Я был тогда одинок, денег у меня было много, обедал я в Теадоме. Когда все места бывали заняты, Пашка меня выручал, он «находил» для меня столик или место.

И надо ж было встретиться с ним в такое время.
— Как жизнь? — спросил он. Я пожал плечами:
— Плохо. Нечего есть. Деньги есть, а есть нечего.
— Эх, недельки бы три тому назад, если бы я вас встретил, я бы вас обеспечил продуктами на целый год. А сейчас...

В это время завыла сирена. Зловещие пальцы снова зашевелились, заметались. Залаяли зенитки. Просвистела бомба. Опять началось.
Люди старались укрыться. Побежали и мы. Пашка не выпускал мою руку. Мы пробежали Литейный. Вот и Театральный дом. Я думал, что Пашка меня тянет туда, а он нет — напротив, в диетическую столовую. Заскочили в подворотню, потом во двор. Вижу: какая-то дверь, ступеньки, потом — подвал, темнота... Но Пашка вел меня уверенно. Звон ключей, лязг замка, опять несколько ступенек...
Он чиркнул спичкой, зажег коптилку.

Оглядываюсь. Бревенчатые подпорки, пустые бочки, в углах грязное тряпье и ржавые банки. Видно, какой-то бывший склад.
— Вот мое. владенье, — сказал Пашка. — Месяц назад здесь всего было. Я ведь теперь заведующий продовольственным складом. Сейчас, как видите, пусто. Но для друзей у меня кое-что осталось. Мало, правда, остатки, последние остатки.

Он пошел в угол, порылся в тряпках, извлек откуда-то кусище... сливочного масла, завернутого в пергамент, и бросил его на прилавок: Я смотрел на масло, а в мозгу сверлила мысль: «Масло — это жизнь, его можно обменять на хлеб, на крупу, на картошку...»
— Ой, Паша, масло... Спасибо... Сколько? — пролепетал я.
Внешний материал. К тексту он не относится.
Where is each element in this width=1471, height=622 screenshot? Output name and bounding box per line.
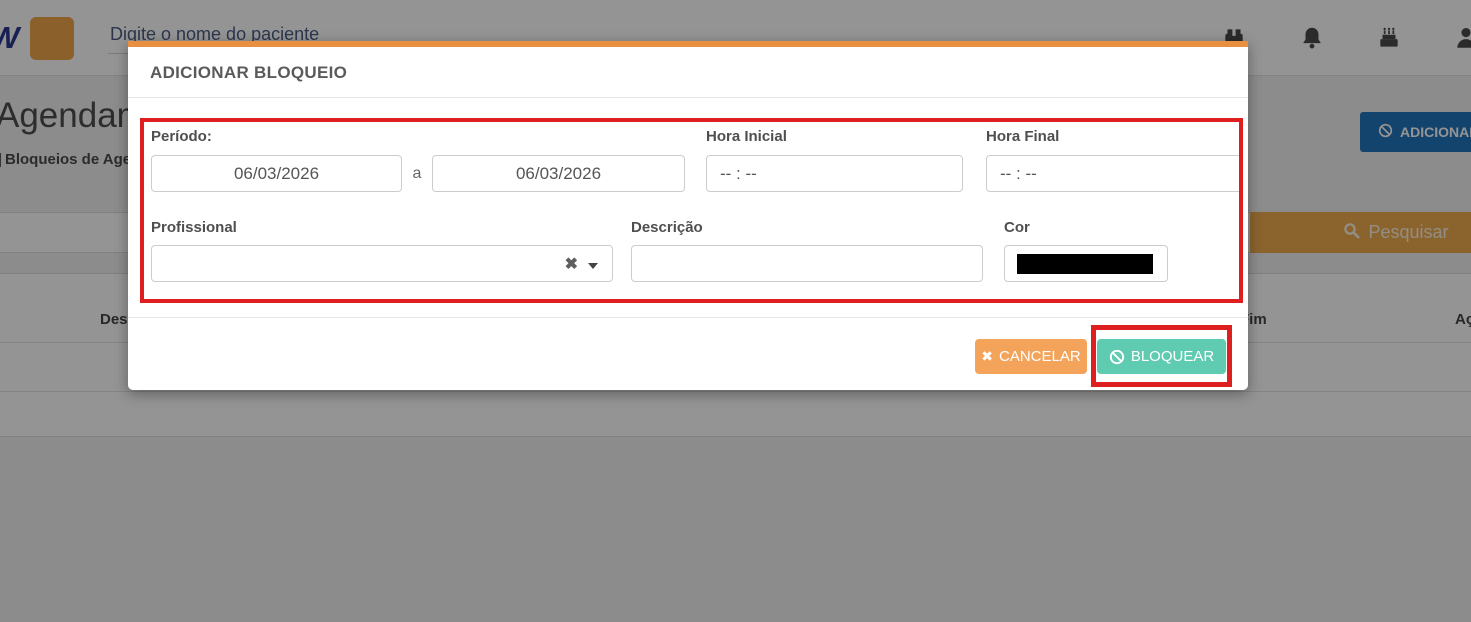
- description-label: Descrição: [631, 219, 703, 236]
- cancel-button[interactable]: ✖ CANCELAR: [975, 339, 1087, 374]
- modal-header: ADICIONAR BLOQUEIO: [128, 47, 1248, 98]
- app-window: W Agendamento Bloqueios de Agenda: [0, 0, 1471, 622]
- end-time-label: Hora Final: [986, 128, 1059, 145]
- chevron-down-icon: [588, 263, 598, 269]
- x-icon: ✖: [981, 348, 993, 365]
- professional-select[interactable]: ✖: [151, 245, 613, 282]
- modal-title: ADICIONAR BLOQUEIO: [150, 63, 347, 83]
- block-button[interactable]: BLOQUEAR: [1097, 339, 1226, 374]
- period-separator: a: [402, 155, 432, 192]
- ban-icon: [1109, 349, 1125, 365]
- color-label: Cor: [1004, 219, 1030, 236]
- end-time-input[interactable]: [986, 155, 1243, 192]
- color-swatch: [1017, 254, 1153, 274]
- color-picker-input[interactable]: [1004, 245, 1168, 282]
- add-block-modal: ADICIONAR BLOQUEIO Período: a Hora Inici…: [128, 41, 1248, 390]
- block-button-label: BLOQUEAR: [1131, 348, 1214, 365]
- modal-footer-divider: [128, 317, 1248, 318]
- period-start-input[interactable]: [151, 155, 402, 192]
- clear-icon[interactable]: ✖: [565, 254, 578, 274]
- period-label: Período:: [151, 128, 212, 145]
- description-input[interactable]: [631, 245, 983, 282]
- cancel-button-label: CANCELAR: [999, 348, 1081, 365]
- professional-label: Profissional: [151, 219, 237, 236]
- start-time-input[interactable]: [706, 155, 963, 192]
- start-time-label: Hora Inicial: [706, 128, 787, 145]
- period-end-input[interactable]: [432, 155, 685, 192]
Он весь выпрямился, сжал губы, глаза у него готовы были вылезти из орбит.
— Деньги? — захохотал он. — Деньги?!

Пашка полез за пазуху и вытащил оттуда огромную пачку сотенных, полез в другой карман и вытащил еще более толстую пачку сотенных; он таскал их из всех карманов, он был весь набит пачками сотенных. Он их вытаскивал и бросал на прилавок. Образовалась огромная куча денег. И все сотенные. Он их перебирал, глаза у него горели. Он говорил:
— Деньги! Вот они! Сейчас мое время!

А в это время там, наверху, происходило что-то несусветное, там громыхало, взрывалось, рушилось. Деревянные подпорки скрежетали, дом качало, пламя от коптилки металось во все стороны.

Я поглядел на него, и меня холодными клещами охватил ужас. Он был отвратителен, он был страшен. Я не знал, что мне делать... Еще момент, и я бы мог убить его. Я вытянул руки, как бы защищаясь от собственных мыслей. Он закрыл спиной деньги и торжествующе сказал:
— Так что, видите, денег мне не нужно.
— А что ты хочешь?
— Часы! — И он указал на мою левую руку.
— Тебе нужны золотые часы? Хорошо, я тебе достану золотые часы...
— Нет, мне нужны эти часы.

На моей руке были уникальные часы. Это была память. Мне было жалко с ними расстаться. Но я был свидетелем, когда люди умирали на вещах, и всё летело прахом. А тут масло. Масло... его можно обменять на хлеб... и я быстро расстегнул браслет.
— На, бери...

Он схватил своими дрожащими руками часы и быстро спрятал их в карман. Затем отрезал небольшой кусок масла. Там было граммов четыреста-пятьсот.
— Расстегни противогаз! (Мы тогда ходили с противогазами.) Иди!

И я ушел в грохот.

Больше я его не видел.

Конец этой омерзительной истории таков. Как и многих ленинградцев, меня голод вылечил от язвы желудка. Он, как мне рассказали впоследствии, умер от язвы желудка."

"А музы не молчали", А. Королькевич, Лениздат, 1965.